Real Estate Prospects for 2010

By Sham Gad | January 04, 2010 AAA

Thanks to government aid, notably the Homeowners Tax Credit passed by Congress in 2009 and extended into 2010, the real estate industry was saved from falling into an abyss. Without Uncle Sam underwriting mortgages via Fannie Mae and Freddie Mac, real estate would have collapsed beyond what many might imagine. Nonetheless, the industry as a whole does not necessarily define all the players, so here are three names to consider for 2010.

IN PICTURES: Digging Out Of Debt In 8 Steps

One Homebuilder
When it comes to picking real estate, I don't deviate from my value-oriented ways. I stick to quality names that have demonstrated prudence through both good and bad industry times. When housing prices are going up, every housing executive can look like a genius. But unless you can perfectly time markets, high fliers in bull markets can easily become big losers when reality kicks in. What you want - in any industry - are businesses that are thinking about risk when the times are booming. That's why I like NVR (NYSE:NVR), a homebuilder with superior management and a conservative approach to real estate. Today and during the real estate bubble, NVR has always maintained a pristine balance sheet, with over $1 billion in net cash against a $4.1 billion market capitalization. (For a look into understanding the balance sheet, check out our article on Reading The Balance Sheet.)

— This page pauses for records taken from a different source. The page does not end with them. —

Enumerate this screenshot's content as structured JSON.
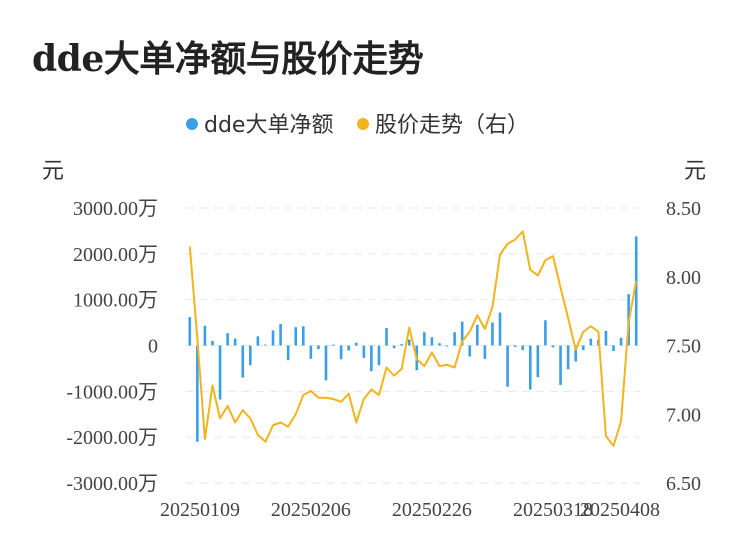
{
  "title": "dde大单净额与股价走势",
  "colors": {
    "bar": "#3a9ee8",
    "line": "#f2b41c",
    "grid": "#e6e6e6",
    "text": "#444444"
  },
  "chart_data": {
    "type": "bar+line",
    "legend": [
      {
        "name": "dde大单净额",
        "color": "#3a9ee8"
      },
      {
        "name": "股价走势（右）",
        "color": "#f2b41c"
      }
    ],
    "legend_position": "top-center",
    "y_left_unit": "元",
    "y_right_unit": "元",
    "y_left_ticks": [
      "3000.00万",
      "2000.00万",
      "1000.00万",
      "0",
      "-1000.00万",
      "-2000.00万",
      "-3000.00万"
    ],
    "y_right_ticks": [
      "8.50",
      "8.00",
      "7.50",
      "7.00",
      "6.50"
    ],
    "y_left_range": [
      -3000,
      3000
    ],
    "y_right_range": [
      6.5,
      8.5
    ],
    "x_tick_labels": [
      "20250109",
      "20250206",
      "20250226",
      "20250318",
      "20250408"
    ],
    "x_tick_indices": [
      0,
      16,
      32,
      48,
      64
    ],
    "grid": true,
    "series": [
      {
        "name": "dde大单净额",
        "axis": "left",
        "unit": "万元",
        "values": [
          620,
          -2100,
          430,
          100,
          -1180,
          270,
          150,
          -700,
          -430,
          200,
          20,
          330,
          470,
          -320,
          400,
          420,
          -290,
          -80,
          -760,
          20,
          -300,
          -110,
          60,
          -270,
          -560,
          -430,
          380,
          -60,
          30,
          130,
          -540,
          290,
          180,
          50,
          -20,
          290,
          520,
          -240,
          450,
          -290,
          500,
          720,
          -900,
          -30,
          -100,
          -960,
          -690,
          550,
          -40,
          -860,
          -520,
          -350,
          -100,
          150,
          120,
          320,
          -120,
          170,
          1120,
          2380
        ]
      },
      {
        "name": "股价走势（右）",
        "axis": "right",
        "unit": "元",
        "values": [
          8.22,
          7.55,
          6.82,
          7.21,
          6.97,
          7.06,
          6.94,
          7.03,
          6.97,
          6.85,
          6.8,
          6.92,
          6.94,
          6.91,
          7.0,
          7.14,
          7.17,
          7.12,
          7.12,
          7.11,
          7.09,
          7.15,
          6.94,
          7.11,
          7.18,
          7.14,
          7.34,
          7.28,
          7.33,
          7.63,
          7.4,
          7.35,
          7.45,
          7.35,
          7.36,
          7.34,
          7.53,
          7.6,
          7.72,
          7.62,
          7.78,
          8.16,
          8.24,
          8.27,
          8.33,
          8.05,
          8.01,
          8.12,
          8.15,
          7.92,
          7.7,
          7.47,
          7.6,
          7.64,
          7.6,
          6.84,
          6.77,
          6.95,
          7.67,
          7.97
        ]
      }
    ]
  }
}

Shares in NVR are up over 40% heading into the end of 2009. That compares with over 110% so far for smaller and heavily indebted Hovnanian (NYSE:HOV). Clearly, Hovnanian favors the short-term trader. But now consider the two-year return when real estate stocks went into free fall. NVR was up over 25% while Hovnanian shares were down over 46% by mid-December 2009. Quality always wins out.

Two Land Owners
Aside from NVR, the only other real estate names that are of interest to me are Tejon Ranch (NYSE:TRC) and St. Joe (NYSE:JOE). The ultimate attraction in these two names can be found, again, on the balance sheet; both companies are nearly debt-free, a characteristic not found in any other comparable companies. In addition, both Joe and Tejon possess catalysts that will likely unlock land value over time. For Joe, next year is the opening of the Panama Airport in Florida, built on land donated by Joe. Joe owns the surrounding land, which means any hotels, gas stations and restaurants will be buying Joe land. In California, Tejon has just reached a milestone agreement in which it will donate a chunk of land for permanent environmental conservation. In return, Tejon gets to develop other land without the common roadblocks put up by environmental organizations.

The Common Theme
Notice the common theme in the three: little to no debt. Despite the thawing in credit markets in 2009, unhealthy debt levels are not desirable for real estate enterprises. If investor money begins to make a play on real estate, these three names could benefit in 2010 and beyond.